January 24, 2004
(No, not that, you perverts!)
The last couple of weeks I've been a bit distracted and a bit depressed, and haven't managed to construct a coherent entry.
I'll save the WHY for later (or never) - nothing bad happened, just some echoes and a lot of winter, here.
I did find a couple of started paragraphs:
This was from last Sunday, when my older son Mark returned home from vacation:
My baby is back home!
Or was, for a few moments, long enough to bestow upon us gifts of chocolate, t-shirts, and his dirty laundry.
Then it was off to the Girlfriend's house for more of the same. They fed him, too. Or somebody did.
I asked him (teasingly) who did his laundry during his week in Florida.
"You, or Girlfriend?"
"Well, I gave it to her…"
My son's concept of laundry.
Oh well, he's her problem now, for as long as she'll put up with him!
Kind of ran out of gas after that.
This is from sometime before that, not dated:
What to write…
The huge blank screen looms, as the huge blank piece of paper once did.

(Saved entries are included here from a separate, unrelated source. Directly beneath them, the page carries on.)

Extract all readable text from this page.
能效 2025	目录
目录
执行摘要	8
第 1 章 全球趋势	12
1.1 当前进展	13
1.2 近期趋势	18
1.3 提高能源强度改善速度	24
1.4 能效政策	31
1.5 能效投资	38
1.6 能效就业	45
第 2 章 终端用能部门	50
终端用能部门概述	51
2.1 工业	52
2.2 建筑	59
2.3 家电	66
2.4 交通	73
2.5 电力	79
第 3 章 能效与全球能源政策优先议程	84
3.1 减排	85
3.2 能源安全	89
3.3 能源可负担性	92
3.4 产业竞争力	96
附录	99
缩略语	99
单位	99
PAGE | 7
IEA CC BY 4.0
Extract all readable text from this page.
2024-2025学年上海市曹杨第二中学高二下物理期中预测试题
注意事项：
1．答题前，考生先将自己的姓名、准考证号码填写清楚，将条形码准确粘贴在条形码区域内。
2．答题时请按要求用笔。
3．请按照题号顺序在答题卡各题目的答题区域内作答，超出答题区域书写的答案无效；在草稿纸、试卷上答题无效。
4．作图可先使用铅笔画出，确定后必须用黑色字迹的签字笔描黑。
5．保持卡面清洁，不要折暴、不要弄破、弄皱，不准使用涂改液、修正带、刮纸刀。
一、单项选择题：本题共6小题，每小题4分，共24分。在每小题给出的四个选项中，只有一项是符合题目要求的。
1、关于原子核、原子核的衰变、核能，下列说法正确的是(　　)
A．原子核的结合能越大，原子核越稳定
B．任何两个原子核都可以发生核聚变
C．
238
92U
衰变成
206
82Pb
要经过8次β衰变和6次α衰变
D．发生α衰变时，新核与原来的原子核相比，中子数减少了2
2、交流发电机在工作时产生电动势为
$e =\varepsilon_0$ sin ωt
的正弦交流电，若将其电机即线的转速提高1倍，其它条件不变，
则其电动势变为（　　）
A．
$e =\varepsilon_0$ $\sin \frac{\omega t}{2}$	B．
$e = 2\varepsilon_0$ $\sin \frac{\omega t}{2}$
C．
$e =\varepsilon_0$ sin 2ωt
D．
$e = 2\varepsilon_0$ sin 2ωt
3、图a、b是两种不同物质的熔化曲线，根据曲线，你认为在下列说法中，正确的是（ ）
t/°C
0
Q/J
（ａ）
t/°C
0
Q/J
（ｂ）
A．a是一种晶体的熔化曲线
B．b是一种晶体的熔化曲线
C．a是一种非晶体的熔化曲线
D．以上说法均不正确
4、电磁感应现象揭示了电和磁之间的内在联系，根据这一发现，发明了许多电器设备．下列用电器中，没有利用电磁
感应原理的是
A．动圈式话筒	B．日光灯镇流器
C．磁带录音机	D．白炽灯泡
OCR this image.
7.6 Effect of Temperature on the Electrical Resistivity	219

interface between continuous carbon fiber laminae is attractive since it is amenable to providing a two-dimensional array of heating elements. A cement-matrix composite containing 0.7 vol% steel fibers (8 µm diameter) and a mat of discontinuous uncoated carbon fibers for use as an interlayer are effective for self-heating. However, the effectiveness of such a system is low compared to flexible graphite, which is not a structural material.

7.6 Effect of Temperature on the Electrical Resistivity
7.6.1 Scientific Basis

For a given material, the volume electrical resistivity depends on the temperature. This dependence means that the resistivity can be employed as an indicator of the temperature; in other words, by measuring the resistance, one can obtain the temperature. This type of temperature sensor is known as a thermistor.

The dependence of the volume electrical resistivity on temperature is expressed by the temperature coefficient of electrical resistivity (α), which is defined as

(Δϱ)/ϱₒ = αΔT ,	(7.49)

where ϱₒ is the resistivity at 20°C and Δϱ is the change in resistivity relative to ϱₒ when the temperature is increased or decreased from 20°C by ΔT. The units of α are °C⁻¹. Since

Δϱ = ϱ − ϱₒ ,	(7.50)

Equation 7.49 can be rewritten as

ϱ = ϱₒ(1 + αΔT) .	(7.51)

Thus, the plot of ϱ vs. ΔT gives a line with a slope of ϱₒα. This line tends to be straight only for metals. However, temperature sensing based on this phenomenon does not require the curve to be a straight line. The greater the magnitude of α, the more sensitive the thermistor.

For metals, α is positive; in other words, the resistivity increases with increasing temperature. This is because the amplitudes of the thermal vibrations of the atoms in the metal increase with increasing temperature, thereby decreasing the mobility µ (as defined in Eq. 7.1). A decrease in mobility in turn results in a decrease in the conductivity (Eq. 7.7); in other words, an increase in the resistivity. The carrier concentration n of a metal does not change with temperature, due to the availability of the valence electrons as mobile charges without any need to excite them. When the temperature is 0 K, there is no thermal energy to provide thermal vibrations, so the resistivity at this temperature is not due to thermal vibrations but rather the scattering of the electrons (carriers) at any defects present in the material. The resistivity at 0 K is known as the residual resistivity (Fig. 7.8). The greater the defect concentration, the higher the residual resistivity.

And maybe still does, to the purists.
Until a few years ago, I preferred to write longhand - anything from personal letters to school papers.
If necessary I would retype, or get my mother or another member of a group project to do it.
I felt that too much of my brain was taken up with figuring out the typing to allow me to concentrate on what I was trying to say.
Nowadays my typing is much improved (thanks to uncountable hours in chat rooms when I first came online) and my handwriting has devolved so much I can hardly read it, and it's frustrating to write that way because it doesn't go fast enough.
There's no point to this, just thought I'd say…
And the screen isn't nearly as blank as before, now.
Unfortunately, I can't say the same for my mind.
Yeah, that one kind of hit a dead end.
Since I'm still mostly drawing a blank, I'll just say thanks for the link to Rob of
Heat, a blog from Australia.
Even though he found my dryer lint entry first, he was nice enough to provide another link to the front page.
Dryer lint. I can't believe how many message boards and gag sites have linked to that entry.
But when I have something SERIOUS to say, maybe three people read it, grumble.
This is pretty cool: you paste in some text (preferably over 500 words) and it tells you if the author is male or female!
I tried it with a random entry and it got me right. But just barely. The score seemed close to me.
The home page of this site is worth a link too - it's an online book discussion group. One book a month, and they already have the books for February and March posted.
Lots of time to prepare. I like that, even though I don't usually make use of it.